September 28, 2015

Redefining “Injury”—One Giant Step for Cyber Breach Plaintiffs

 Class action suits over stolen customer information were quickly becoming the next big thing in litigation. Companies, including Target, were in the crosshairs of plaintiffs’ attorneys hoping to score big off of the threat of identity theft and fraud, thanks to data breaches that have exposed personal information of hundreds of millions of customers. In 2013, the United States Supreme Court rather unwittingly took the wind out the plaintiffs’ bar’s sails with its decision in Clapper v. Amnesty International.

 Clapper was actually a case about the U.S. National Security Agency’s (NSA) ability to wiretap communications with non-citizens without a warrant regardless of whether the communication was with a U.S. citizen. Attorneys and human rights, labor, legal, and media organizations filed an injunction to get this provision of the Foreign Intelligence Surveillance Act (FISA) declared unconstitutional. The Supreme Court ruled that the plaintiffs in Clapper did not have standing because they could not show that their communications had been intercepted, only that they hypothetically could have been. In the opinion by U.S. Supreme Court Justice Alito, the court stated that standing requirements can be met only by showing actual harm or “certainly impending” injury. Further, it stated that “(Plaintiffs) cannot manufacture standing merely by inflicting harm on themselves based on their fears of hypothetical future harm that is not certainly impending.”

 Defense attorneys began utilizing the Clapper decision to get cyber breach cases dismissed with great success. The argument was that if the plaintiffs could not show that their identity had been stolen or used to make fraudulent purchases, then they had not been injured and lacked standing. It was not enough to show that their risk of identity theft had been increased significantly. Further, reimbursed expenses and time spent closing accounts were considered de minimus and, based upon the above rationale, payments made for credit monitoring services were considered self-infliction of harm.

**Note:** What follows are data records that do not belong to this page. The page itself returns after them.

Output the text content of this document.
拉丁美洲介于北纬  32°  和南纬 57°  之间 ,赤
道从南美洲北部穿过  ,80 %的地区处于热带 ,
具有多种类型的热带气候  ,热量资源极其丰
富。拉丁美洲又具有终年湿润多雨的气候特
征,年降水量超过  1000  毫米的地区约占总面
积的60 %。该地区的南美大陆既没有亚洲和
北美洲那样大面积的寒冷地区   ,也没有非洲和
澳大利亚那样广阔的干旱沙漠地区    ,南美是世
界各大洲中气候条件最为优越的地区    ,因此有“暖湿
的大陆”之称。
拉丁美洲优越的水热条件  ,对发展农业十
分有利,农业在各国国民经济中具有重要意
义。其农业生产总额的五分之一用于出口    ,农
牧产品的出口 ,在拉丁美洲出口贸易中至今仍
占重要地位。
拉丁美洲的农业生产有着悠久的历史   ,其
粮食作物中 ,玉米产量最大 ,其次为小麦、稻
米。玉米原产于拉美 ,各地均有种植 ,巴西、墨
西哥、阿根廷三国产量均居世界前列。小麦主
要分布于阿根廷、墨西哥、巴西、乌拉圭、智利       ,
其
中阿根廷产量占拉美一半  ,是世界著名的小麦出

 After Clapper, plaintiffs had to allege either an actual monetary injury or a high probability of identity theft in order to survive a motion to dismiss. Thanks to a panel of judges for the 7th Circuit Court of Appeals in a July 20, 2015, decision, this is no longer the case. In Remijas, et. al. v. Neiman Marcus Group, LLC, the 7th Circuit ruled that Clapper “does not, as the district court thought, foreclose any use whatsoever of future injuries to support Article III standing.” The 7th Circuit further stated that “customers should not have to wait until hackers commit identity theft or credit card fraud in order to give the class standing, because there is an ‘objectively reasonable likelihood’ that such an injury will occur.”

 It is no secret that hackers steal customer data for the purpose of committing identity theft or credit card fraud, but it is not necessarily true that any individual whose personal information has been stolen will be a victim. Credit can be monitored, fraudulent charges can be reimbursed, and card numbers and passwords can be changed to help prevent actual injuries. As cyber breaches continue to affect companies, especially large retailers, it is also possible that any identity theft or fraud suffered by plaintiffs might be traceable to a non-defendant company. This logic did not deter the 7th Circuit from allowing class action plaintiffs standing to sue without suffering an actual injury. In fact, the court actually punished Neiman Marcus for complying with state breach notification laws and by offering credit monitoring services by citing this as evidence that the Neiman Marcus breach was the source of the plaintiffs’ threatened harm.

What It Means to You

While we can hope that the Supreme Court eventually get the opportunity to apply the Clapper logic to these types of cases, the 7th Circuit has effectively opened the floodgates for breach class actions in the near term. Breaches can and do occur at many organizations. If your organization collects or stores personal data, the decision in Neiman Marcus increases the probability of a class action lawsuit in the event this data is accessed by a hacker or lost by an employee. This decision also increases the length of the legal battle that may ensue.

It is increasingly more crucial for organizations to seek advice regarding their cyber-infrastructure, employee policies, and insurance coverage so that they find themselves in the best possible position to defend against potential lawsuits, and to prevail, in the event they suffer a cyber breach.